"Contrat narcissique" et projet identificatoire.

L'inscription dans la culture et dans des liens sociaux symbolisés nécessite l'établissement d'un "contrat narcissique" (AULAGNIER, 1975, p. 22) avec l'environnement, lequel, à son tour, permet que se construise un "projet identificatoire" pour le Je. Ce contrat est l'articulation réussie d'objectifs opposés et mis en tension, d'objectifs d'ordre individuel: respect de l'irréductible individualité des droits et de la liberté du sujet, et des objectifs collectifs auxquels le sujet est soumis: normativité, socialisation, respect des contraintes collectives. Un "projet identificatoire " (AULAGNIER, 1975, p. 22), dans lequel se conjuguera le futur, en ce qui concerne le sujet, est la condition nécessaire pour s'inscrire culturellement et socialement.

La dissolution du complexe d'Oedipe signe l'entrée de l'enfant dans un projet identificatoire qui est ‘ "l'auto-construction continue du Je par le Je, nécessaire pour que cette instance puisse se projeter dans un mouvement temporel, projection dont dépend l'existence même du Je." ’ (AULAGNIER, 1975, p. 193). L'enfant consolide ses identifications dites secondaires qui trouvent leur place dans un Moi qui acquiert une certaine cohérence et une certaine stabilité, et un Surmoi normal, intériorisé. Il se construit un Idéal du Moi plus conforme à ce qu'il peut prétendre atteindre un jour, moins illusoire, dicible, soumis aux processus secondaires et au principe de réalité.

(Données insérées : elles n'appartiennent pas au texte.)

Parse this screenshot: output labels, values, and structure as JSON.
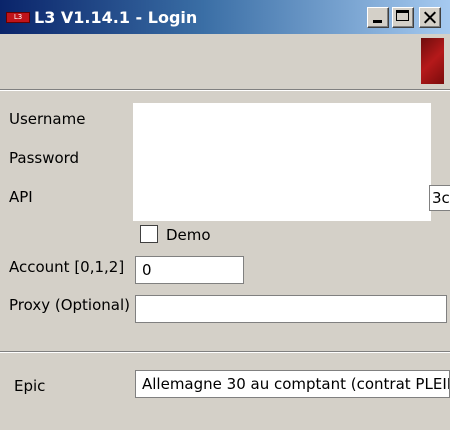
{
  "window": {
    "title": "L3 V1.14.1 - Login",
    "icon_text": "L3"
  },
  "form": {
    "username_label": "Username",
    "password_label": "Password",
    "api_label": "API",
    "api_value": "3c",
    "demo_label": "Demo",
    "demo_checked": false,
    "account_label": "Account [0,1,2]",
    "account_value": "0",
    "proxy_label": "Proxy (Optional)",
    "proxy_value": ""
  },
  "epic": {
    "label": "Epic",
    "value": "Allemagne 30 au comptant (contrat PLEIN"
  },
  "colors": {
    "titlebar_start": "#0a246a",
    "titlebar_end": "#a6caf0",
    "background": "#d4d0c8",
    "logo": "#b5191a"
  }
}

Un clivage s'opère dans le Je, entre des énoncés identificatoires intelligibles et dicibles, conformes aux lois du discours et au système de parenté (c'est-à-dire conformes à l'ordre symbolique), qui restent disponibles au conscient, et des énoncés identificatoires soumis au refoulement . C'est le cas des énoncés non conformes à la logique des processus secondaires : énoncés devenus contradictoires avec un récit que le Je se reconstruit sans cesse, ou énoncés qui exigeraient une position libidinale que le Je rejette ou qu'il décrète interdite. ‘ "L'accès au projet identificatoire prouve que le sujet a pu renoncer à l'ensemble des objets qui ont d'abord représenté les supports conjoints de sa libido d'objet, et de sa libido narcissique."(AULAGNIER, 1975, p. 200). Par l'effet du refoulement, l'élaboration de la névrose infantile permet à l'enfant de concilier les impulsions de son désir, et le principe de réalité. L'enfant peut se situer dans un projet identificatoire, lorsqu'il a pu se poser comme être, c'est-à-dire lorsqu'il prend conscience de lui comme sujet, et lorsqu'il peut affirmer quelque chose de son désir, désir séparé de celui de ses parents.

C'est l'ensemble de ces énoncés identificatoires conscients, présents ou passés, ou refoulés et devenus inconscients, dans lesquels il s'est successivement reconnu, qui constituent le Je, qui lui-même se construit ainsi comme récit .

Un "non- dit" sur les origines peut bloquer de manière rédhibitoire la capacité de pensée du sujet, et en particulier constituer un empêchement majeur au désir d'apprendre.C'est ce que semble vivre Kaled , cas déjà évoqué, dont nous nous proposons de relater un fragment du parcours rééducatif 457 .

C'est à ce point de nouage de son histoire, au niveau de cette "phase transitionnelle", phase d'élaboration, de symbolisation et de métabolisation de son histoire personnelle et scolaire, que l'enfant signalé en difficulté par le maître, en grande section d'école maternelle ou au CP, quelquefois au CE1, est souvent englué.

Notes
457.

Dans la troisième partie de cette recherche.